OpenGL MD5 cracker
Entering the world of GPGPU by brute-forcing MD5 hashes using OpenGL compute shaders. The exhaustive search can be restricted to a certain character range.
An MD5 checksum computation on short strings with output comparison requires only few data to be transferred, but a high amount of (unfortunately, discrete) calculations. Otherwise, brute-forcing hashes seems a natural fit for GPGPU, as it consists of many but easy tasks that are virtually independent from each other. OpenGL compute shaders offer a simple interface for many independent runs in parallel and the general MD5 algorithm is implementable with little effort.
Given an ever-incrementing prefix, the hashes of three digits as suffix are computed and compared with the target for each invocation.
For N chars to try, this results in N3 glDispatchCompute shader work groups.
To further increase parallelism, each work group consists of 32 invocations/threads, as actually 32 prefixes are pre-determined and passed at once.
Inputs are bound to uniforms – whereas upon success, the result is written to a one-dimensional texture, which is checked periodically.
A built-in selftest at startup ensures functionality, but also estimates the number of rounds to draw at once in order to not block the GPU for an unreasonable amount of time.
Cracking MD5 hashes
Building is simply done via make and requires headers and libraries for the -lGLEW, -lglfw, and -lGL linker flags (installable e.g. via apt-get install libglew-dev libglfw3-dev).
Additionally, -lcrypto (OpenSSL) is needed for an MD5 reference implementation during the built-in startup selftest.
The resulting binary runs on a target hash in 32 byte hex representation as argument. Optionally, a custom character search space can be given – per default all 95 “printable” chars from 0x20 to 0x7E are used. Progress and hashing rate will be shown periodically.
make && ./ogl_md5 "ef238ea00a26528de40ff231e5a97f50" "" "0123456789abcdefghijklmnopqrstuvwxyz"
[●] starting at seed 0 ''
[●] looking for a08e23ef 8d52260a 31f20fe4 507fa9e5...
[●] initializing shader ...
[●] creating textures ...
[●] using 1492992 (36^3 * 32) shaders instances
[●] performing selftest ...
[○] testing: '4s3pk5' (311bc80b 402f8407 4935ad39 d88379b4)
[○] iterations: 1 (1492992 draws, 6 msec, 248832000 H/sec)
[○] testing: 'kplbow' (ab7e6e1a ffc0665d 9f21d9b2 fa4d10fd)
[○] iterations: 512 (764411904 draws, 1766 msec, 432849312 H/sec)

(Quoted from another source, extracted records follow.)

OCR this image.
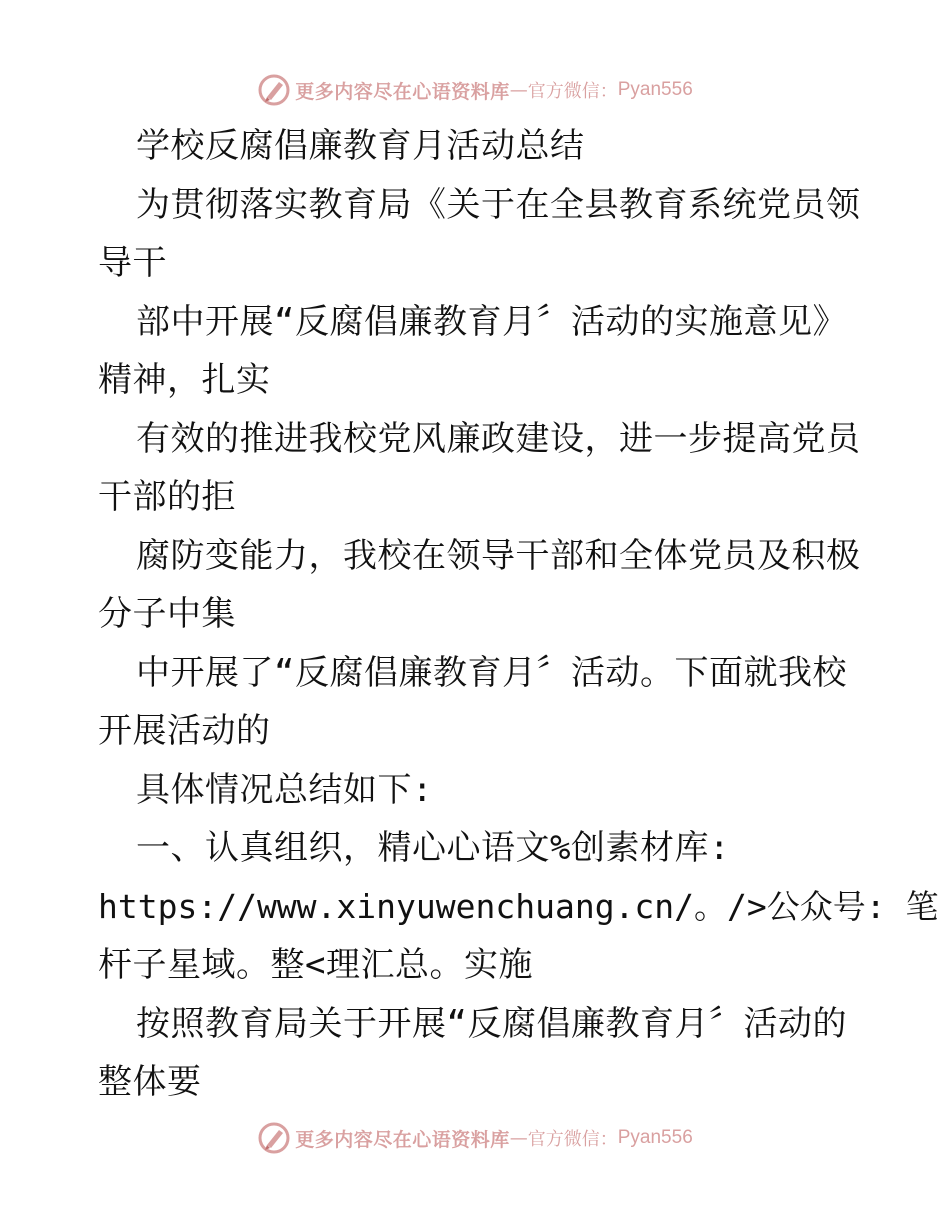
更多内容尽在心语资料库 — 官方微信： Pyan556
学校反腐倡廉教育月活动总结
为贯彻落实教育局《关于在全县教育系统党员领
导干
部中开展“反腐倡廉教育月〞活动的实施意见》
精神，扎实
有效的推进我校党风廉政建设，进一步提高党员
干部的拒
腐防变能力，我校在领导干部和全体党员及积极
分子中集
中开展了“反腐倡廉教育月〞活动。下面就我校
开展活动的
具体情况总结如下:
一、认真组织，精心心语文%创素材库:
https://www.xinyuwenchuang.cn/。/>公众号: 笔
杆子星域。整<理汇总。实施
按照教育局关于开展“反腐倡廉教育月〞活动的
整体要
更多内容尽在心语资料库 — 官方微信： Pyan556
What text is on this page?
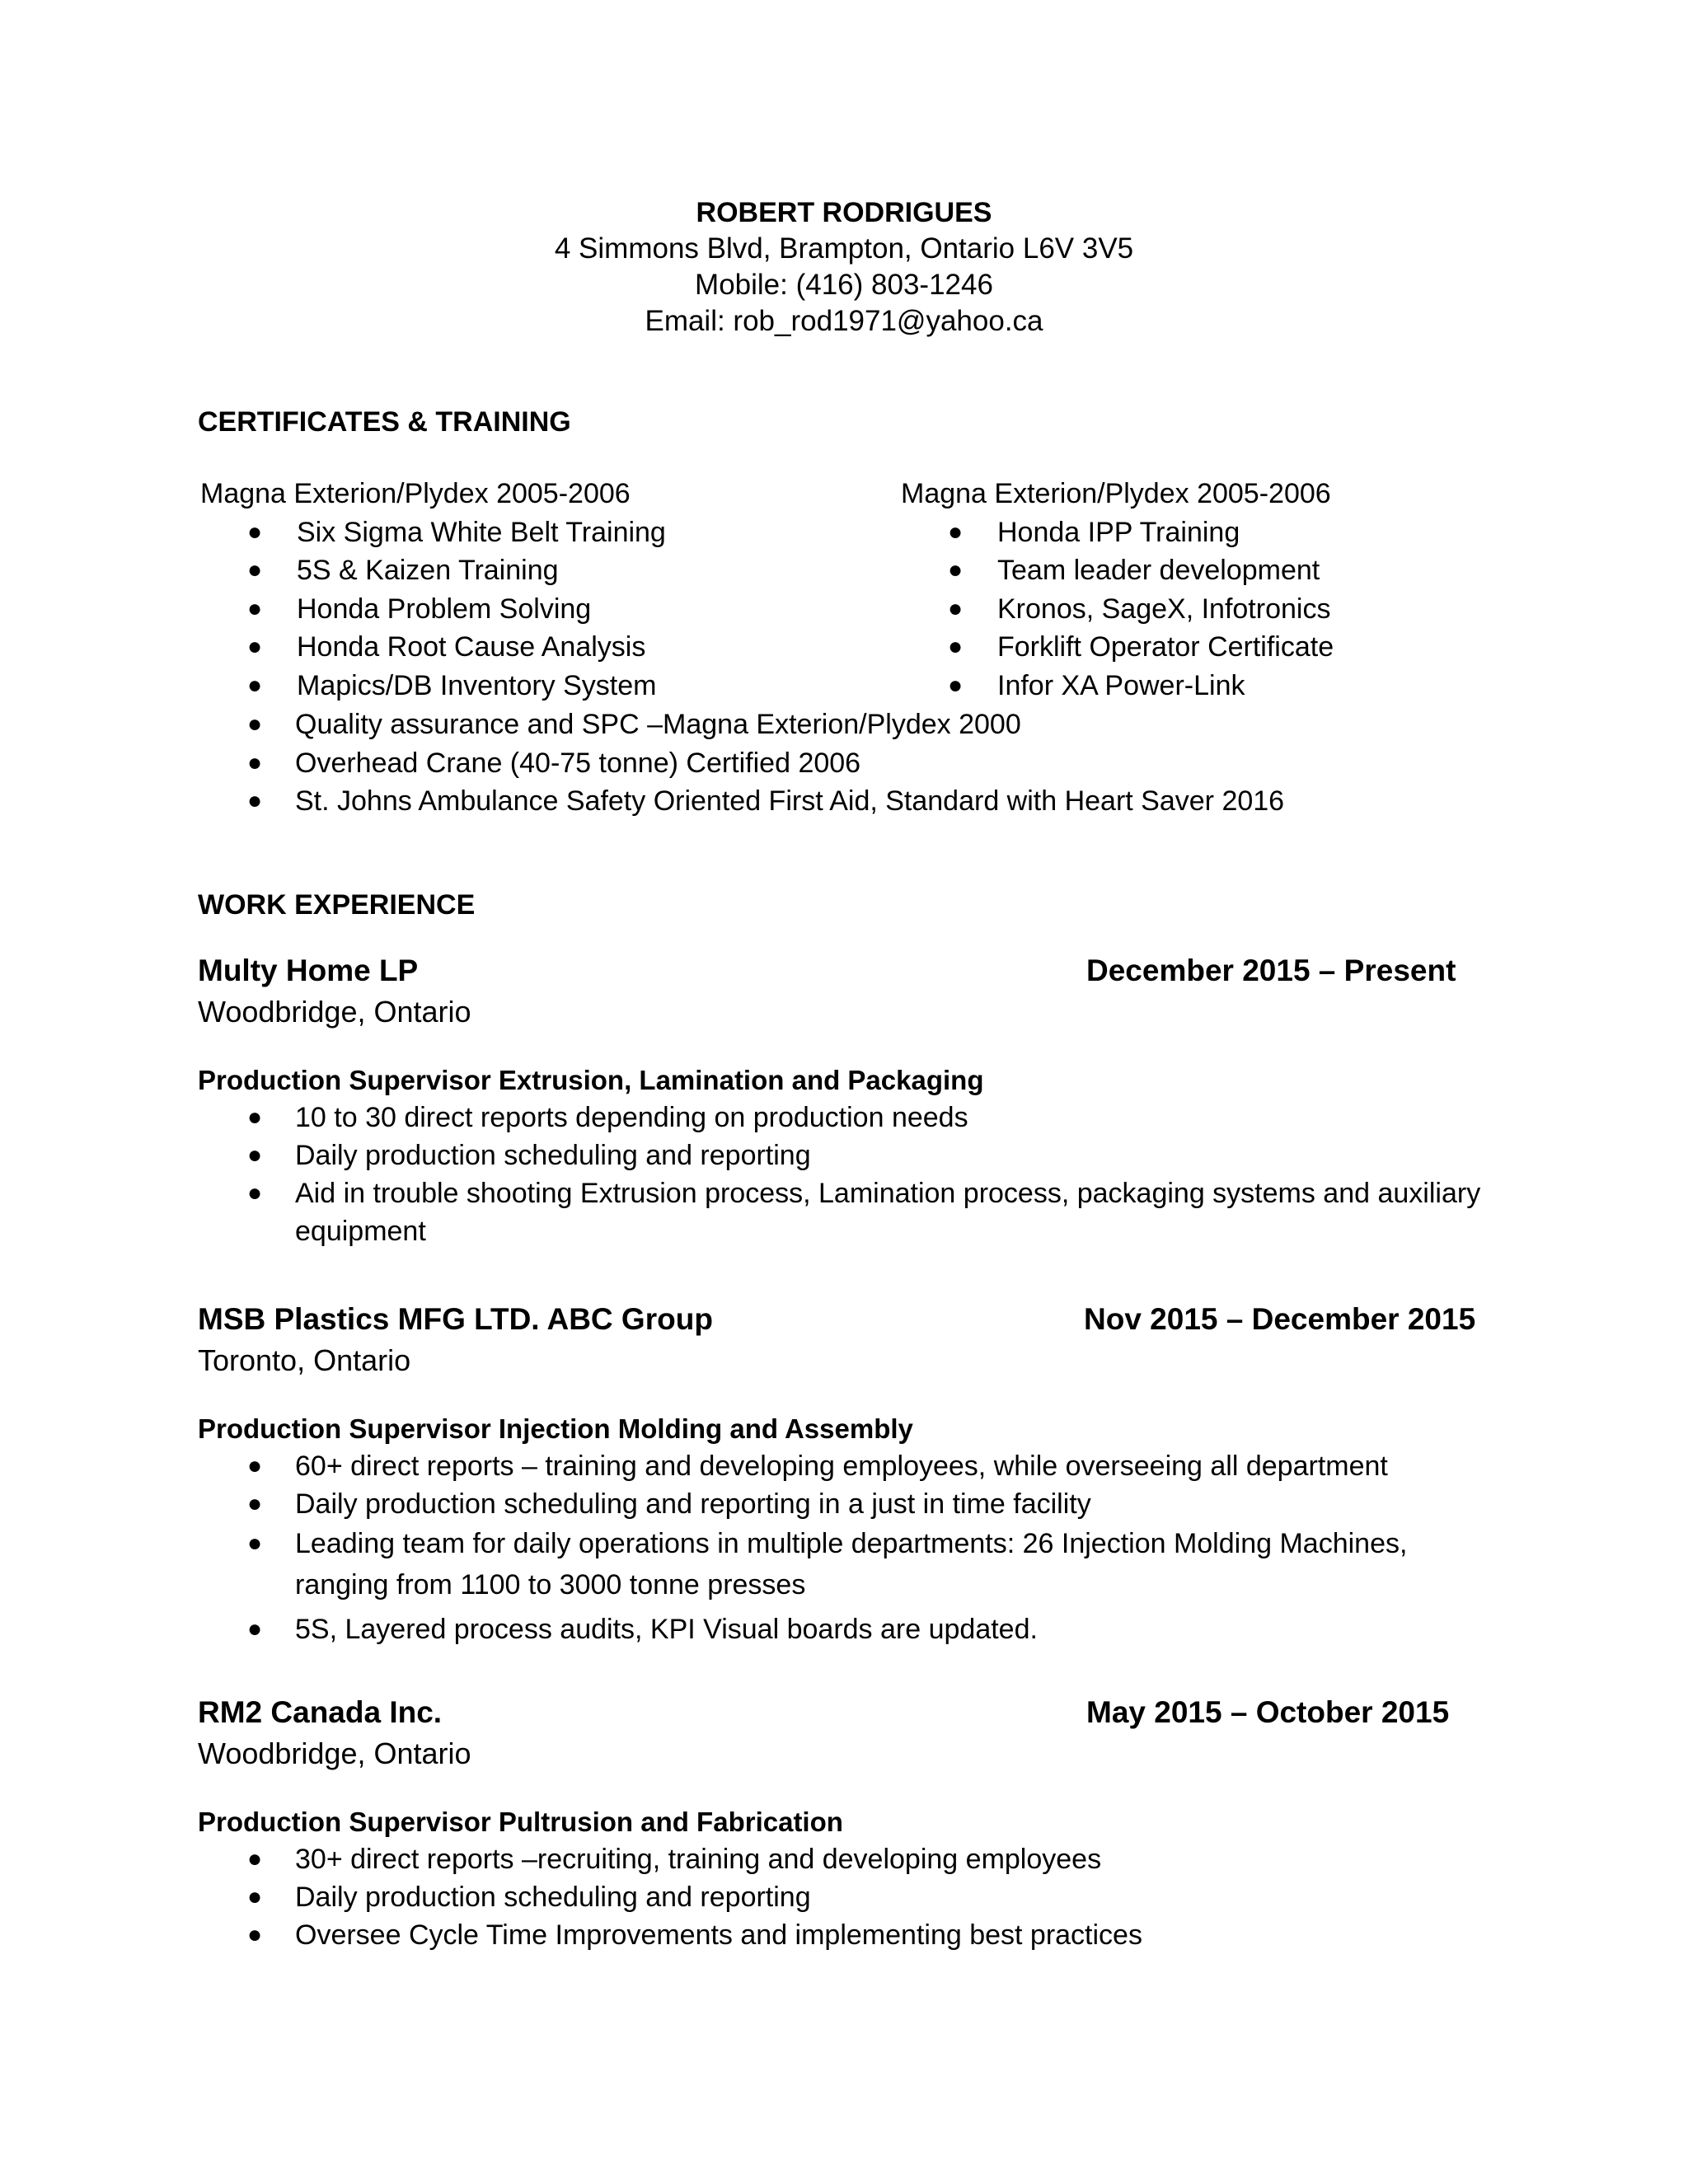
ROBERT RODRIGUES
4 Simmons Blvd, Brampton, Ontario L6V 3V5
Mobile: (416) 803-1246
Email: rob_rod1971@yahoo.ca
CERTIFICATES & TRAINING
Magna Exterion/Plydex 2005-2006
● Six Sigma White Belt Training
● 5S & Kaizen Training
● Honda Problem Solving
● Honda Root Cause Analysis
● Mapics/DB Inventory System
Magna Exterion/Plydex 2005-2006
● Honda IPP Training
● Team leader development
● Kronos, SageX, Infotronics
● Forklift Operator Certificate
● Infor XA Power-Link
● Quality assurance and SPC –Magna Exterion/Plydex 2000
● Overhead Crane (40-75 tonne) Certified 2006
● St. Johns Ambulance Safety Oriented First Aid, Standard with Heart Saver 2016
WORK EXPERIENCE
Multy Home LP	December 2015 – Present
Woodbridge, Ontario
Production Supervisor Extrusion, Lamination and Packaging
● 10 to 30 direct reports depending on production needs
● Daily production scheduling and reporting
● Aid in trouble shooting Extrusion process, Lamination process, packaging systems and auxiliary equipment
MSB Plastics MFG LTD. ABC Group	Nov 2015 – December 2015
Toronto, Ontario
Production Supervisor Injection Molding and Assembly
● 60+ direct reports – training and developing employees, while overseeing all department
● Daily production scheduling and reporting in a just in time facility
● Leading team for daily operations in multiple departments: 26 Injection Molding Machines, ranging from 1100 to 3000 tonne presses
● 5S, Layered process audits, KPI Visual boards are updated.
RM2 Canada Inc.	May 2015 – October 2015
Woodbridge, Ontario
Production Supervisor Pultrusion and Fabrication
● 30+ direct reports –recruiting, training and developing employees
● Daily production scheduling and reporting
● Oversee Cycle Time Improvements and implementing best practices
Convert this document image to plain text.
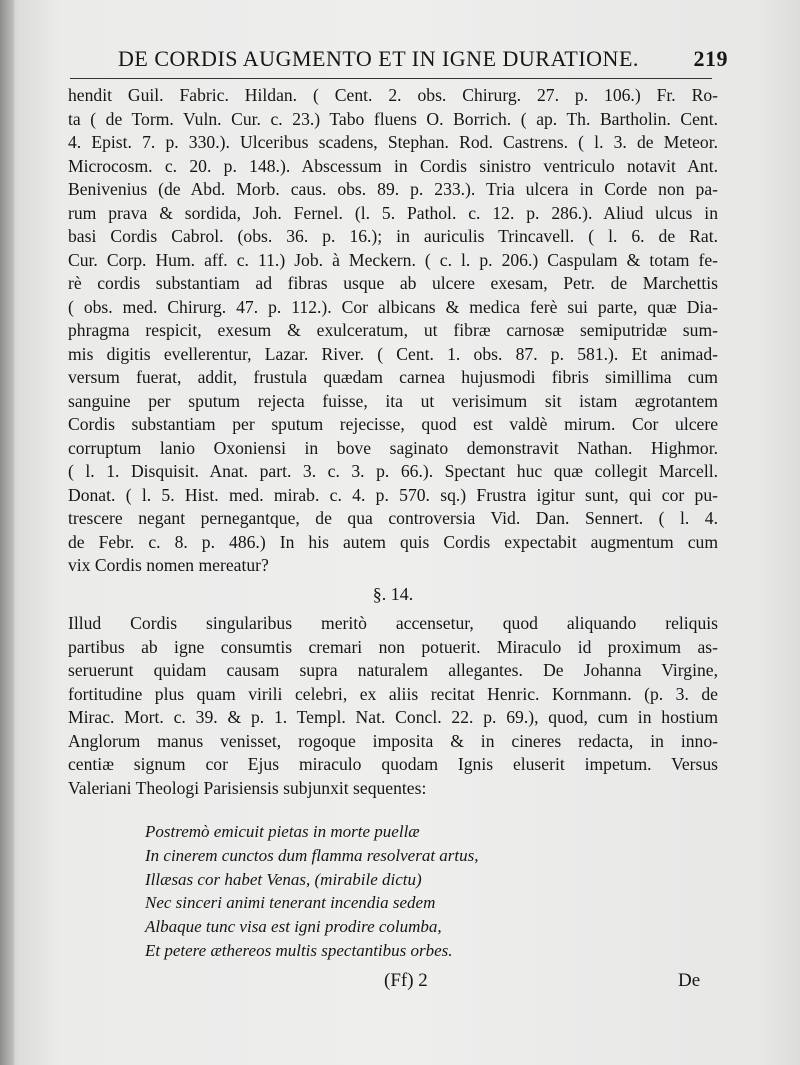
DE CORDIS AUGMENTO ET IN IGNE DURATIONE. 219
hendit Guil. Fabric. Hildan. ( Cent. 2. obs. Chirurg. 27. p. 106.) Fr. Ro-
ta ( de Torm. Vuln. Cur. c. 23.) Tabo fluens O. Borrich. ( ap. Th. Bartholin. Cent.
4. Epist. 7. p. 330.). Ulceribus scadens, Stephan. Rod. Castrens. ( l. 3. de Meteor.
Microcosm. c. 20. p. 148.). Abscessum in Cordis sinistro ventriculo notavit Ant.
Benivenius (de Abd. Morb. caus. obs. 89. p. 233.). Tria ulcera in Corde non pa-
rum prava & sordida, Joh. Fernel. (l. 5. Pathol. c. 12. p. 286.). Aliud ulcus in
basi Cordis Cabrol. (obs. 36. p. 16.); in auriculis Trincavell. ( l. 6. de Rat.
Cur. Corp. Hum. aff. c. 11.) Job. à Meckern. ( c. l. p. 206.) Caspulam & totam fe-
rè cordis substantiam ad fibras usque ab ulcere exesam, Petr. de Marchettis
( obs. med. Chirurg. 47. p. 112.). Cor albicans & medica ferè sui parte, quæ Dia-
phragma respicit, exesum & exulceratum, ut fibræ carnosæ semiputridæ sum-
mis digitis evellerentur, Lazar. River. ( Cent. 1. obs. 87. p. 581.). Et animad-
versum fuerat, addit, frustula quædam carnea hujusmodi fibris simillima cum
sanguine per sputum rejecta fuisse, ita ut verisimum sit istam ægrotantem
Cordis substantiam per sputum rejecisse, quod est valdè mirum. Cor ulcere
corruptum lanio Oxoniensi in bove saginato demonstravit Nathan. Highmor.
( l. 1. Disquisit. Anat. part. 3. c. 3. p. 66.). Spectant huc quæ collegit Marcell.
Donat. ( l. 5. Hist. med. mirab. c. 4. p. 570. sq.) Frustra igitur sunt, qui cor pu-
trescere negant pernegantque, de qua controversia Vid. Dan. Sennert. ( l. 4.
de Febr. c. 8. p. 486.) In his autem quis Cordis expectabit augmentum cum
vix Cordis nomen mereatur?
§. 14.
Illud Cordis singularibus meritò accensetur, quod aliquando reliquis
partibus ab igne consumtis cremari non potuerit. Miraculo id proximum as-
seruerunt quidam causam supra naturalem allegantes. De Johanna Virgine,
fortitudine plus quam virili celebri, ex aliis recitat Henric. Kornmann. (p. 3. de
Mirac. Mort. c. 39. & p. 1. Templ. Nat. Concl. 22. p. 69.), quod, cum in hostium
Anglorum manus venisset, rogoque imposita & in cineres redacta, in inno-
centiæ signum cor Ejus miraculo quodam Ignis eluserit impetum. Versus
Valeriani Theologi Parisiensis subjunxit sequentes:
Postremò emicuit pietas in morte puellæ
In cinerem cunctos dum flamma resolverat artus,
Illæsas cor habet Venas, (mirabile dictu)
Nec sinceri animi tenerant incendia sedem
Albaque tunc visa est igni prodire columba,
Et petere æthereos multis spectantibus orbes.
(Ff) 2	De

[✔] success: 764411904 draws in 1766 msec, 432849312 H/sec
[●] running: '∗∗∗' (<16384)
[○] current speed: 432604352 H/sec, overall: 432604352 H/sec
[●] running: '3mb∗∗∗' (<32768)
[○] current speed: 432359680 H/sec, overall: 432481984 H/sec
[●] running: '79o∗∗∗' (<49152)
[○] current speed: 432604352 H/sec, overall: 432522752 H/sec
[✔] result: 'foo123' (316f6f66 00003332 00000000 00000000) in 5 seconds
[✔] verified: ef238ea0 0a26528d e40ff231 e5a97f50
For resuming or distributed computations, restoring state from a prefix as start seed is supported – here empty to start from scratch.
Example results
About 500 MH/s (megahashes per second) can be achieved with a relatively low-end RTX 3060 LHR GPU on a Core i5-12600K machine. Given this performance, the runtime for a full exhaustive search can be estimated as follows:
| Digits | Chars | Duration |
|---|---|---|
| 4 | a-z 0-9 | 1 sec |
| a-z A-Z 0-9 | 1 sec | |
| all 95 | 1 sec | |
| 6 | a-z 0-9 | 5 sec |
| a-z A-Z 0-9 | 2 min | |
| all 95 | 30 min | |
| 8 | a-z 0-9 | 90 min |
| a-z A-Z 0-9 | 5 day | |
| all 95 | 5 mon |
As expected, the time needed grows quickly (exponentially) with the length and number of permissive characters. Further restricting the search range by prior knowledge is thus advisable.
Overall, this seems not a big leap in the long run when considering CPU-only or other GPU-driven implementations – the relatively naïve by-the-book shader implementation could surely be further optimized, though.